Stimmung auf allen Tribünen

Diese optimistische Grundhaltung ist es wohl auch, die viele Menschen anlockt, die sonst nicht in ein Fußballstadion gehen würden. Der Bruchweg reißt die Menschen mit, egal ob Steh- oder Sitzplatz, egal ob Rentner oder Schülerin, ob Akademiker oder Handwerker. Wenn vor dem Anpfiff der alte Stadionklassiker „You’ll Never Walk Alone“ ertönt, halten die Besucher auf allen Tribünen ihre Schals in die Höhe, ein Bild, das selbst den Fans des FC Liverpool, den Erfindern dieses Rituals, bei einem Freundschaftsspiel reichlich Respekt abnötigte. Für Christian Gomolzig, den stellvertretenden Vorsitzenden des Fanclubdachverbandes „Supporters Mainz e.V.“ ist das ein wesentliches Unterscheidungsmerkmal gegenüber anderen Stadien: „In Mainz beteiligen sich alle Tribünen im Rahmen ihrer Möglichkeiten an der Stimmung. Das ist in anderen Stadien nicht so.“ Natürlich sei die Hintertortribüne der Motor des ganzen. Doch die Anfeuerungen blieben bei weitem nicht darauf beschränkt.
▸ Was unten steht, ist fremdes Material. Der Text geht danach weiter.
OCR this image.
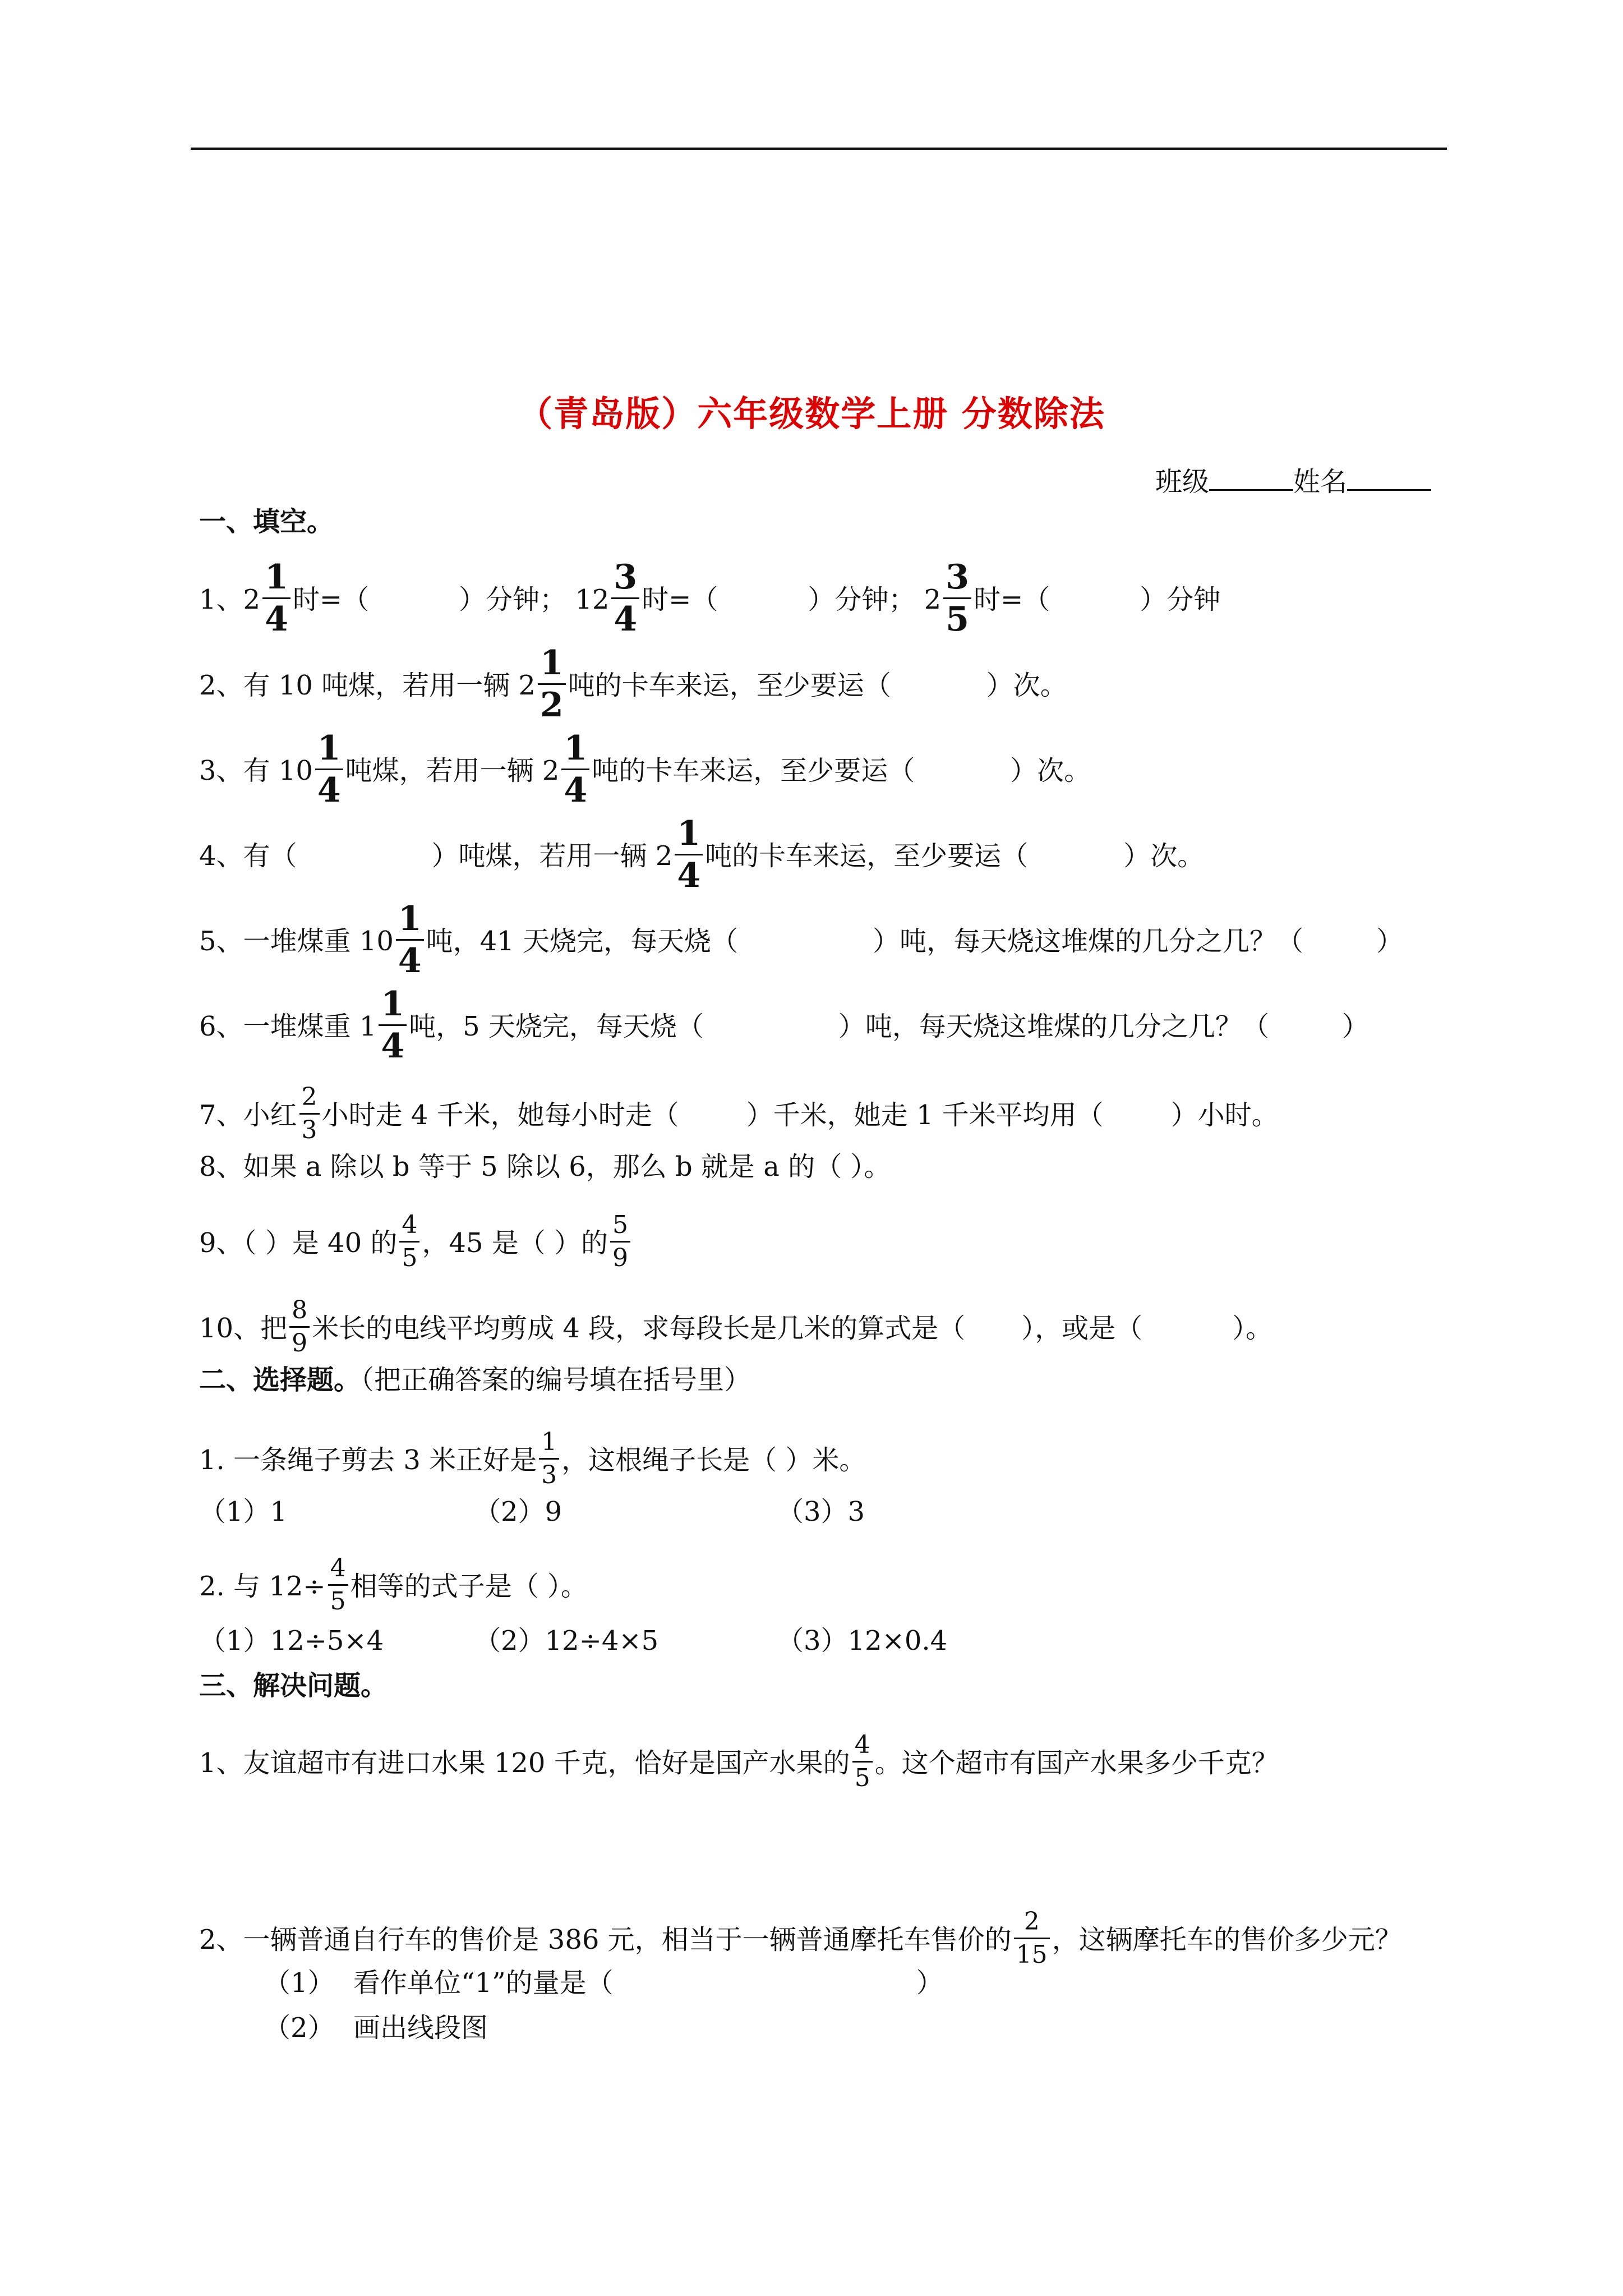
（青岛版）六年级数学上册 分数除法
班级	姓名
一、填空。
1、$2 \frac{1}{4}$ 时=（	）分钟； $12 \frac{3}{4}$ 时=（	）分钟； $2 \frac{3}{5}$ 时=（	）分钟
2、有 10 吨煤，若用一辆 $2 \frac{1}{2}$ 吨的卡车来运，至少要运（	）次。
3、有 $10 \frac{1}{4}$ 吨煤，若用一辆 $2 \frac{1}{4}$ 吨的卡车来运，至少要运（	）次。
4、有（	）吨煤，若用一辆 $2 \frac{1}{4}$ 吨的卡车来运，至少要运（	）次。
5、一堆煤重 $10 \frac{1}{4}$ 吨，41 天烧完，每天烧（	）吨，每天烧这堆煤的几分之几？（	）
6、一堆煤重 $1 \frac{1}{4}$ 吨，5 天烧完，每天烧（	）吨，每天烧这堆煤的几分之几？（	）
7、小红 $\frac{2}{3}$ 小时走 4 千米，她每小时走（	）千米，她走 1 千米平均用（	）小时。
8、如果 a 除以 b 等于 5 除以 6，那么 b 就是 a 的（ ）。
9、（ ）是 40 的 $\frac{4}{5}$ ，45 是（ ）的 $\frac{5}{9}$
10、把 $\frac{8}{9}$ 米长的电线平均剪成 4 段，求每段长是几米的算式是（ ），或是（	）。
二、选择题。（把正确答案的编号填在括号里）
1. 一条绳子剪去 3 米正好是 $\frac{1}{3}$ ，这根绳子长是（ ）米。
（1）1	（2）9	（3）3
2. 与 $12\div \frac{4}{5}$ 相等的式子是（ ）。
（1）12÷5×4	（2）12÷4×5	（3）12×0.4
三、解决问题。
1、友谊超市有进口水果 120 千克，恰好是国产水果的 $\frac{4}{5}$ 。这个超市有国产水果多少千克？
2、一辆普通自行车的售价是 386 元，相当于一辆普通摩托车售价的 $\frac{2}{15}$ ，这辆摩托车的售价多少元？
（1） 看作单位“1”的量是（	）
（2） 画出线段图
Hinzu kommt, dass die Erwartungshaltung am Bruchweg nicht so groß ist wie in vielen anderen Stadien. Entsprechend fordern die Fans zu Beginn einer Saison, sei es erste oder zweite Liga, keine hochtrabenden Ziele ein. „Die Leute sind einfach neugierig auf die Mannschaft und das, was sie vielleicht leisten kann“, glaubt der Fan-Vertreter. Diese grundsätzlich positive Einstellung sorgt dann auch dafür, dass der Mannschaft schlechte Spiele schneller verziehen werden. „Natürlich gibt es auch immer wieder Phasen, in denen mehr geraunt und vielleicht auch gepfiffen wird, so eine Phase erleben wir im Moment“, gibt Gomolzig zu. Der entscheidende Unterschied zu fast allen anderen Bundesligisten sei die Tatsache, dass sich die Mainzer Fans bis zum nächsten Heimspiel wieder so weit zusammengerauft haben, dass sie mit einer positiven Grundhaltung ins Stadion zurückkehren.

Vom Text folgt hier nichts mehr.